Only Jack was outside the pale of the family love during these waiting days. Jan’s heart ached for the poor little fellow, whose temper had brought him anguish harder to bear than Gwen’s, but whose father could not forgive him. Jack’s meals were served up-stairs, and his father debated sending him away to a military school, where stern discipline might check the temper which Mr. Graham characterized as “murderous.” But Jan knew that the shock of seeing Gwen sink beneath the pain of the missive he had thrown, and the torture of these past days when every one avoided him, and he waited, like the rest, but not with the rest, to learn Gwen’s fate, had burned into warm-hearted Jack’s brain such horror of bursts of passion that the military discipline would not be necessary, that he was completely cured of even a temptation to violence.
“You are our little comfort, Janet,” said her uncle to her one night, when in the dusk she sat by him chatting of her mother in the hope of cheering him. “You won’t admit that our poor girl can lose the light out of her young life, and though you aren’t an old, wise woman, I can’t help feeling better for your faith.”

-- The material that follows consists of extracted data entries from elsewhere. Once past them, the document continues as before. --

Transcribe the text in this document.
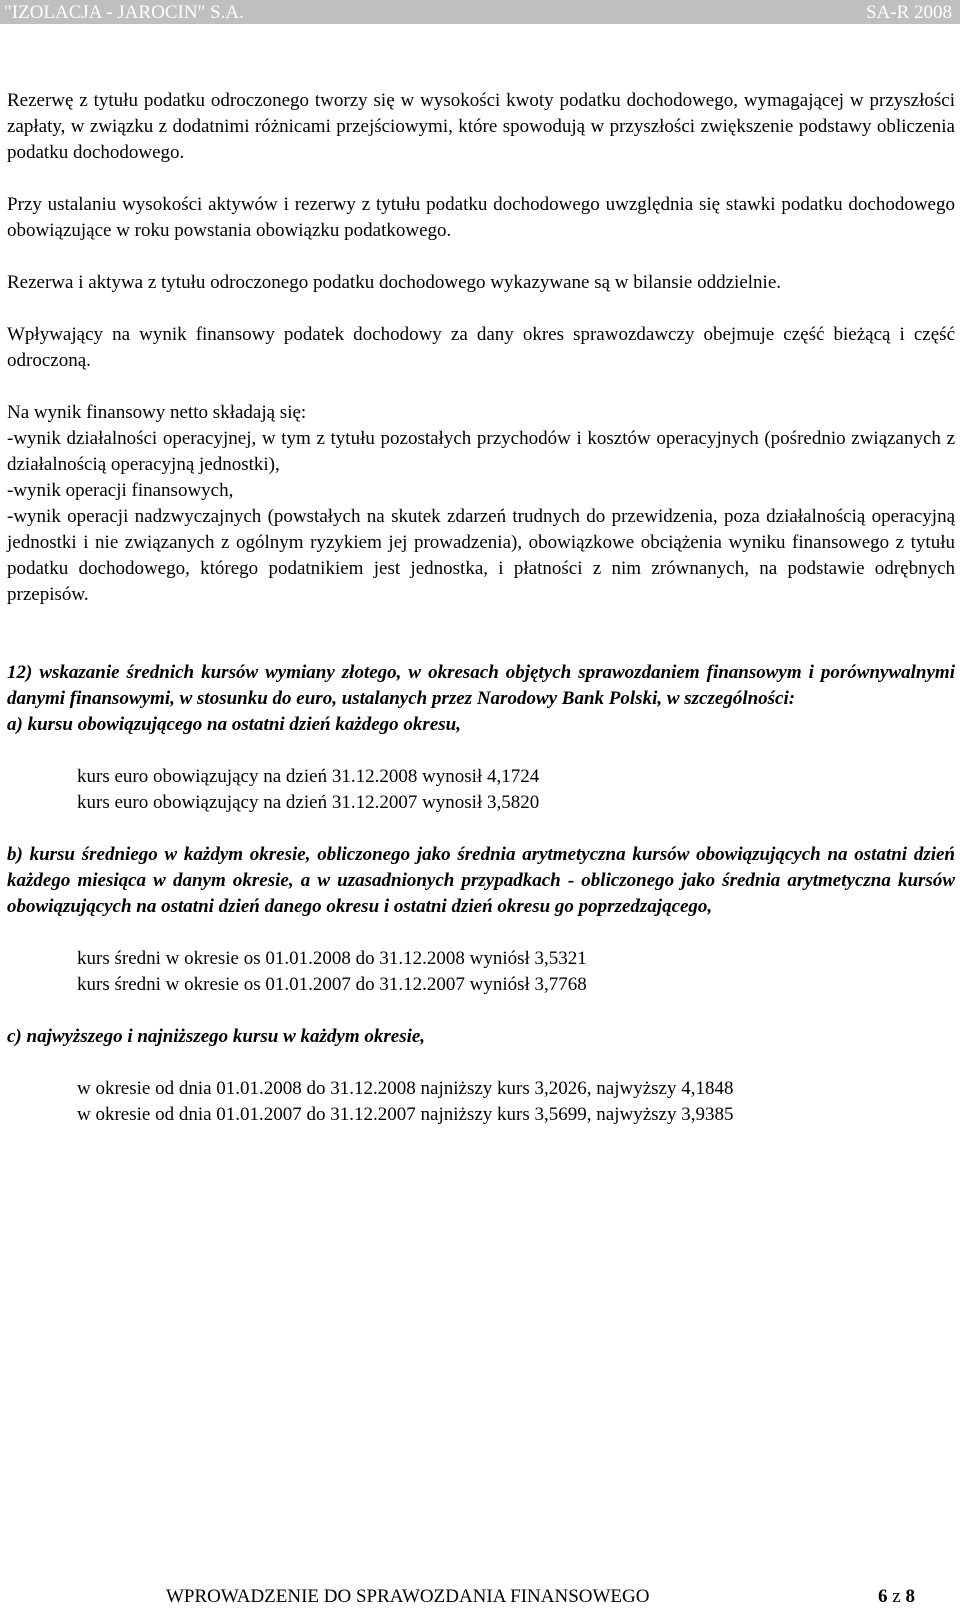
"IZOLACJA - JAROCIN" S.A.	SA-R 2008

Rezerwę z tytułu podatku odroczonego tworzy się w wysokości kwoty podatku dochodowego, wymagającej w przyszłości zapłaty, w związku z dodatnimi różnicami przejściowymi, które spowodują w przyszłości zwiększenie podstawy obliczenia podatku dochodowego.

Przy ustalaniu wysokości aktywów i rezerwy z tytułu podatku dochodowego uwzględnia się stawki podatku dochodowego obowiązujące w roku powstania obowiązku podatkowego.

Rezerwa i aktywa z tytułu odroczonego podatku dochodowego wykazywane są w bilansie oddzielnie.

Wpływający na wynik finansowy podatek dochodowy za dany okres sprawozdawczy obejmuje część bieżącą i część odroczoną.

Na wynik finansowy netto składają się:

-wynik działalności operacyjnej, w tym z tytułu pozostałych przychodów i kosztów operacyjnych (pośrednio związanych z działalnością operacyjną jednostki),

-wynik operacji finansowych,

-wynik operacji nadzwyczajnych (powstałych na skutek zdarzeń trudnych do przewidzenia, poza działalnością operacyjną jednostki i nie związanych z ogólnym ryzykiem jej prowadzenia), obowiązkowe obciążenia wyniku finansowego z tytułu podatku dochodowego, którego podatnikiem jest jednostka, i płatności z nim zrównanych, na podstawie odrębnych przepisów.

12) wskazanie średnich kursów wymiany złotego, w okresach objętych sprawozdaniem finansowym i porównywalnymi danymi finansowymi, w stosunku do euro, ustalanych przez Narodowy Bank Polski, w szczególności:

a) kursu obowiązującego na ostatni dzień każdego okresu,

kurs euro obowiązujący na dzień 31.12.2008 wynosił 4,1724

kurs euro obowiązujący na dzień 31.12.2007 wynosił 3,5820

b) kursu średniego w każdym okresie, obliczonego jako średnia arytmetyczna kursów obowiązujących na ostatni dzień każdego miesiąca w danym okresie, a w uzasadnionych przypadkach - obliczonego jako średnia arytmetyczna kursów obowiązujących na ostatni dzień danego okresu i ostatni dzień okresu go poprzedzającego,

kurs średni w okresie os 01.01.2008 do 31.12.2008 wyniósł 3,5321

kurs średni w okresie os 01.01.2007 do 31.12.2007 wyniósł 3,7768

c) najwyższego i najniższego kursu w każdym okresie,

w okresie od dnia 01.01.2008 do 31.12.2008 najniższy kurs 3,2026, najwyższy 4,1848

w okresie od dnia 01.01.2007 do 31.12.2007 najniższy kurs 3,5699, najwyższy 3,9385

WPROWADZENIE DO SPRAWOZDANIA FINANSOWEGO	6 z 8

“Isn’t that just dear!” cried Jan. “You don’t know how I wish I could help, but I honestly feel certain that God won’t let splendid, clever Gwen be blind.”
“Splendid, clever people are the very ones who have to be perfected by suffering, dear little Miss Lochinvar—queer how I’ve come to like that name for you! But you do help. You have no notion how your gentle, affectionate, sunny little presence cheers your aunt and me, and I think Gladys is a much better girl for being with you. Jenny has lent me a simple, genuine little girl who never thinks of herself, and so, without trying, sweetens all her surroundings. I don’t see how I can repay either Jennie or her loan,” said Jan’s uncle, drawing her up close to his side with a warm caress.
Tears of happiness sprang into Jan’s eyes. “If you really want to do something for me, Uncle Howard,” she whispered, “forgive poor little Jack.”
Her uncle’s face hardened. “Your ‘poor little Jack’ is a thoroughly bad boy,” he said. “I can’t forgive him till I know how Gwen comes out.”
“He has done just the same thing, however she comes out, uncle,” said Jan cautiously. “He did not mean to harm Gwen—he never meant anything at all, but flew into a rage, and threw the first thing that came handy. He has done things like that always, and no one thought much about it, only this time the block struck badly. He will never again be the same—he is ever so much more to be pitied than Gwen! He isn’t bad, Uncle Howard. He is a dear boy, generous, truthful, brave, but he has got a terrific temper. One of our boys has such a temper, but mamma watches and helps him all she can, and he is getting over it without such a dreadful thing to cure him as poor Jack has had. You know Hummie is a dear, but she can’t help a boy the way his father and mother can.”
“Why, Jan, are you implying that I am responsible for Jack’s violence?” demanded her uncle.
Jan turned crimson, but stood to her guns after a fashion. “He needs help, uncle, or he did need it—he will not forget now, I think,” she said. “And you know Aunt Tina and you have been so busy! I love Jack, Uncle Howard, and I pity him more than I do Gwen. How would you have felt if you had blinded mamma when you were eleven?”